People like Senator Warren, however, would sacrifice that in favor of potentially catastrophic regulations according to their idiosyncratic whim.  Warren’s proposed “Stop Wall Street Looting Act” would impose significant new taxes, new legal liabilities that only trial lawyers could love, leverage caps and new rules that would upend the existing U.S. bankruptcy law system.  Notably, her bill would also tax private equity profits at ordinary income rates instead of as capital gains, which would severely limit incentives for the risk-taking that leads to prosperity.  

According to a thorough U.S. Chamber of Commerce study, Warren’s bill would result in:  (1) a loss of between 6.2 million and 26.3 million jobs across the U.S.;  (2) federal, state and local tax revenue losses each year of between $109 billion and $475 billion;  (3) between $329 million and $1.65 billion in annual retiree public pension fund losses, since they would be forced to shift some or all of their investments to lower-yield investments; (4) broader investment losses between $671 million and $3.36 billion;  (5) many in the private equity sector simply going out  of business due to the legislation’s imposition of increased risk, taxes and restrictions;  and (6) many businesses ceasing to exist that would otherwise survive through private equity financing and restructuring.  

Proposals like this from Senator Warren are bad enough, and predictable.  When ostensibly “pro-market” voices like former Mitt Romney advisor and current American Compass executive director Oren Cass pile on with claims that her bill “ultimately does not go nearly far enough,” however, the peril to U.S. markets becomes even more alarming.  

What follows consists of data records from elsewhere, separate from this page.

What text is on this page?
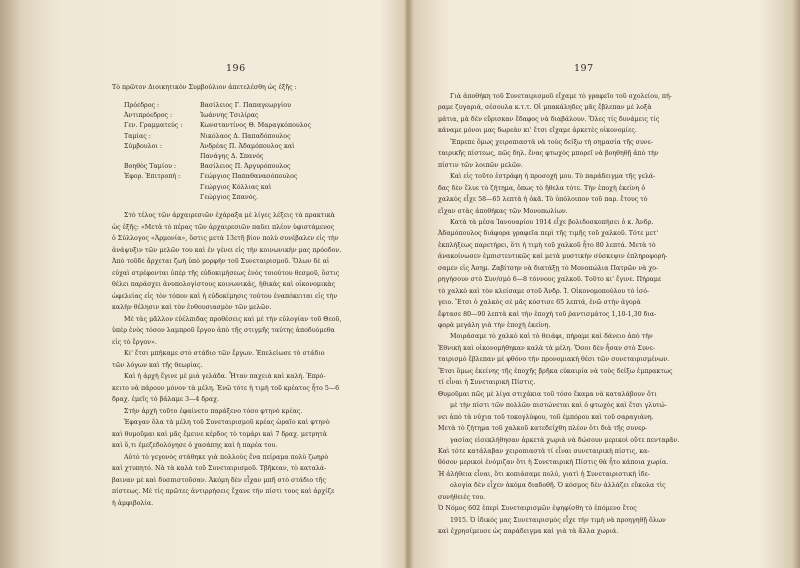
196
Τὸ πρῶτον Διοικητικὸν Συμβούλιον ἀπετελέσθη ὡς ἑξῆς :
Πρόεδρος :	Βασίλειος Γ. Παπαγεωργίου
Ἀντιπρόεδρος :	Ἰωάννης Τσιλίρας
Γεν. Γραμματεύς :	Κωνσταντίνος Θ. Μαραγκόπουλος
Ταμίας :	Νικόλαος Δ. Παπαδόπουλος
Σύμβουλοι :	Ἀνδρέας Π. Ἀδαμόπουλος καὶ
Πανάγης Δ. Σπανός
Βοηθὸς Ταμίου :	Βασίλειος Π. Ἀργυρόπουλος
Ἐφορ. Ἐπιτροπή :	Γεώργιος Παπαθανασόπουλος
Γεώργιος Κόλλιας καὶ
Γεώργιος Σπανός.
Στὸ τέλος τῶν ἀρχαιρεσιῶν ἐχάραξα μὲ λίγες λέξεις τὰ πρακτικὰ
ὡς ἑξῆς: «Μετὰ τὸ πέρας τῶν ἀρχαιρεσιῶν παῦει πλέον ὑφιστάμενος
ὁ Σύλλογος «Ἀρμονία», ὅστις μετὰ 13ετῆ βίον πολὺ συνέβαλεν εἰς τὴν
ἀνάψυξιν τῶν μελῶν του καὶ ἐν γένει εἰς τὴν κοινωνικὴν μας πρόοδον.
Ἀπὸ τοῦδε ἄρχεται ζωὴ ὑπὸ μορφὴν τοῦ Συνεταιρισμοῦ. Ὅλων δὲ αἱ
εὐχαὶ στρέφονται ὑπὲρ τῆς εὐδοκιμήσεως ἑνὸς τοιούτου θεσμοῦ, ὅστις
θέλει παράσχει ἀνυπολογίστους κοινωνικάς, ἠθικὰς καὶ οἰκονομικὰς
ὠφελείας εἰς τὸν τόπον καὶ ἡ εὐδοκίμησις τούτου ἐναπόκειται εἰς τὴν
καλὴν θέλησιν καὶ τὸν ἐνθουσιασμὸν τῶν μελῶν.
Μὲ τὰς μᾶλλον εὐέλπιδας προθέσεις καὶ μὲ τὴν εὐλογίαν τοῦ Θεοῦ,
ὑπὲρ ἑνὸς τόσον λαμπροῦ ἔργου ἀπὸ τῆς στιγμῆς ταύτης ἀποδυόμεθα
εἰς τὸ ἔργον».
Κι' ἔτσι μπήκαμε στὸ στάδιο τῶν ἔργων. Ἐπελείωσε τὸ στάδιο
τῶν λόγων καὶ τῆς θεωρίας.
Καὶ ἡ ἀρχὴ ἔγινε μὲ μιὰ γελάδα. Ἦταν παχειὰ καὶ καλή. Ἐπρό-
κειτο νὰ πάρουν μόνον τὰ μέλη. Ἐνῶ τότε ἡ τιμὴ τοῦ κρέατος ἦτο 5—6
δραχ. ἐμεῖς τὸ βάλαμε 3—4 δραχ.
Στὴν ἀρχὴ τοῦτο ἐφαίνετο παράξενο τόσο φτηνὸ κρέας.
Ἐφαγαν ὅλα τὰ μέλη τοῦ Συνεταιρισμοῦ κρέας ὡραῖο καὶ φτηνὸ
καὶ θυμοῦμαι καὶ μᾶς ἔμεινε κέρδος τὸ τομάρι καὶ 7 δραχ. μετρητὰ
καὶ ὅ,τι ἐμεζεδολόγησε ὁ χασάπης καὶ ἡ παρέα του.
Αὐτὸ τὸ γεγονὸς στάθηκε γιὰ πολλοὺς ἕνα πείραμα πολὺ ζωηρὸ
καὶ χτυπητό. Νὰ τὰ καλὰ τοῦ Συνεταιρισμοῦ. Τβῆκεαν, τὸ καταλά-
βαιναν μὲ καὶ δυσπιστοῦσαν. Ἀκόμη δὲν εἶχαν μπῆ στὸ στάδιο τῆς
πίστεως. Μὲ τὶς πρῶτες ἀντιρρήσεις ἔχανε τὴν πίστι τους καὶ ἀρχίζε
ἡ ἀμφιβολία.
197
Γιὰ ἀποθήκη τοῦ Συνεταιρισμοῦ εἴχαμε τὸ γραφεῖο τοῦ σχολείου, πή-
ραμε ζυγαριά, σέσουλα κ.τ.τ. Οἱ μπακάληδες μᾶς ἔβλεπαν μὲ λοξὰ
μάτια, μὰ δὲν εὕρισκαν ἔδαφος νὰ διαβάλουν. Ὅλες τίς δυνάμεις τίς
κάναμε μόνοι μας δωρεὰν κι' ἔτσι εἴχαμε ἀρκετὲς οἰκονομίες.
Ἔπρεπε ὅμως χειροπιαστὰ νὰ τοὺς δείξω τὴ σημασία τῆς συνε-
ταιρικῆς πίστεως, πῶς δηλ. ἕνας φτωχὸς μπορεῖ νὰ βοηθηθῇ ἀπὸ τὴν
πίστιν τῶν λοιπῶν μελῶν.
Καὶ εἰς τοῦτο ἐστράφη ἡ προσοχή μου. Τὸ παράδειγμα τῆς γελά-
δας δὲν ἔλυε τὸ ζήτημα, ὅπως τὸ ἤθελα τότε. Τὴν ἐποχὴ ἐκείνη ὁ
χαλκὸς εἶχε 58—65 λεπτὰ ἡ ὀκᾶ. Τὸ ὑπόλοιπον τοῦ παρ. ἔτους τὸ
εἴχαν στὰς ἀποθήκας τῶν Μονοπωλίων.
Κατὰ τὰ μέσα Ἰανουαρίου 1914 εἶχε βολιδοσκοπήσει ὁ κ. Ἀνδρ.
Ἀδαμόπουλος διάφορα γραφεῖα περὶ τῆς τιμῆς τοῦ χαλκοῦ. Τότε μετ'
ἐκπλήξεως παρετήρει, ὅτι ἡ τιμὴ τοῦ χαλκοῦ ἦτο 80 λεπτά. Μετὰ τὸ
ἀνακοίνωσεν ἐμπιστευτικῶς καὶ μετὰ μυστικὴν σύσκεψιν ἐπληροφορή-
σαμεν εἰς Ἀσημ. Ζαβίτσην νὰ διατάξῃ τὸ Μονοπώλια Πατρῶν νὰ χο-
ρηγήσουν στὸ Συν/σμὸ 6—8 τόννους χαλκοῦ. Τοῦτο κι' ἔγινε. Πήραμε
τὸ χαλκὸ καὶ τὸν κλείσαμε στοῦ Ἀνδρ. Ἰ. Οἰκονομοπούλου τὸ ἰσό-
γειο. Ἔτσι ὁ χαλκὸς σὲ μᾶς κόστισε 65 λεπτά, ἐνῶ στὴν ἀγορὰ
ἔφτασε 80—90 λεπτὰ καὶ τὴν ἐποχὴ τοῦ ῥαντισμάτος 1,10-1,30 δια-
φορὰ μεγάλη γιὰ τὴν ἐποχὴ ἐκείνη.
Μοιράσαμε τὸ χαλκὸ καὶ τὸ θειάφι, πήραμε καὶ δάνειο ἀπὸ τὴν
Ἐθνικὴ καὶ οἰκονομήθηκαν καλὰ τὰ μέλη. Ὅσοι δὲν ἦσαν στὸ Συνε-
ταιρισμὸ ἔβλεπαν μὲ φθόνο τὴν προνομιακὴ θέσι τῶν συνεταιρισμένων.
Ἔτσι ὅμως ἐκείνης τῆς ἐποχῆς βρῆκα εὐκαιρία νὰ τοὺς δείξω ἐμπρακτως
τί εἶναι ἡ Συνεταιρικὴ Πίστις.
Θυμοῦμαι πῶς μὲ λίγα στιχάκια τοῦ τόσο ἔκαμα νὰ καταλάβουν ὅτι
μὲ τὴν πίστι τῶν πολλῶν πιστώνεται καὶ ὁ φτωχὸς καὶ ἔτσι γλυτώ-
νει ἀπὸ τὰ νύχια τοῦ τοκογλύφου, τοῦ ἐμπόρου καὶ τοῦ σαραγιάνη.
Μετὰ τὸ ζήτημα τοῦ χαλκοῦ κατεδείχθη πλέον ὅτι διὰ τῆς συνερ-
γασίας εἰσεκλήθησαν ἀρκετὰ χωριὰ νὰ δώσουν μερικοὶ οὔτε πενταρᾶν.
Καὶ τότε κατάλαβαν χειροπιαστὰ τί εἶναι συνεταιρικὴ πίστις, κα-
θόσον μερικοὶ ἐνόμιζαν ὅτι ἡ Συνεταιρικὴ Πίστις θὰ ἦτο κάποια χωρία.
Ἡ ἀλήθεια εἶναι, ὅτι κοπιάσαμε πολύ, γιατὶ ἡ Συνεταιριστικὴ ἰδε-
ολογία δὲν εἶχεν ἀκόμα διαδοθῆ. Ὁ κόσμος δὲν ἀλλάζει εὔκολα τὶς
συνήθειές του.
Ὁ Νόμος 602 ἐπερὶ Συνεταιρισμῶν ἐψηφίσθη τὸ ἑπόμενο ἔτος
1915. Ὁ ἰδικός μας Συνεταιρισμὸς εἶχε τὴν τιμὴ νὰ προηγηθῇ ὅλων
καὶ ἐχρησίμευσε ὡς παράδειγμα καὶ γιὰ τὰ ἄλλα χωριά.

Mr. Cass deceptively labels his scheme “a pro-market agenda for reform,” but his own rhetoric betrays his artifice.  Explicitly maligning what he labels “the right’s blind faith in markets,” Mr. Cass endorses significant portions of Senator Warren’s proposals, and even seeks to go further.  “It’s hardly news that people are in the market to make money rather than to serve a useful social and economic purpose,” Mr. Cass pompously lectures from his self-created higher moral plane.  

Mr. Cass’s efforts aren’t “pro-market,” they parallel to those of activists like Senator Warren, albeit behind a different façade.  

Collectively, these efforts constitute a misguided frontal assault against private equity, which provides an invaluable service to free markets by making long-term investments in underperforming companies  predominantly small businesses  that can become more profitable by correcting inefficiencies.  If people like Mr. Cass or Senator Warren have their way, those sorts of companies would instead wither away, and along with them millions of jobs.  

This moment of increasing uncertainty is the worst possible time to introduce proposals such as these, which would undermine U.S. markets at a time when they provide one of the few sources of certainty and prosperity.  We cannot afford to let that happen, whether from overtly anti-market voices like Senator Warren or ostensibly “pro-market” voices like Mr. Cass.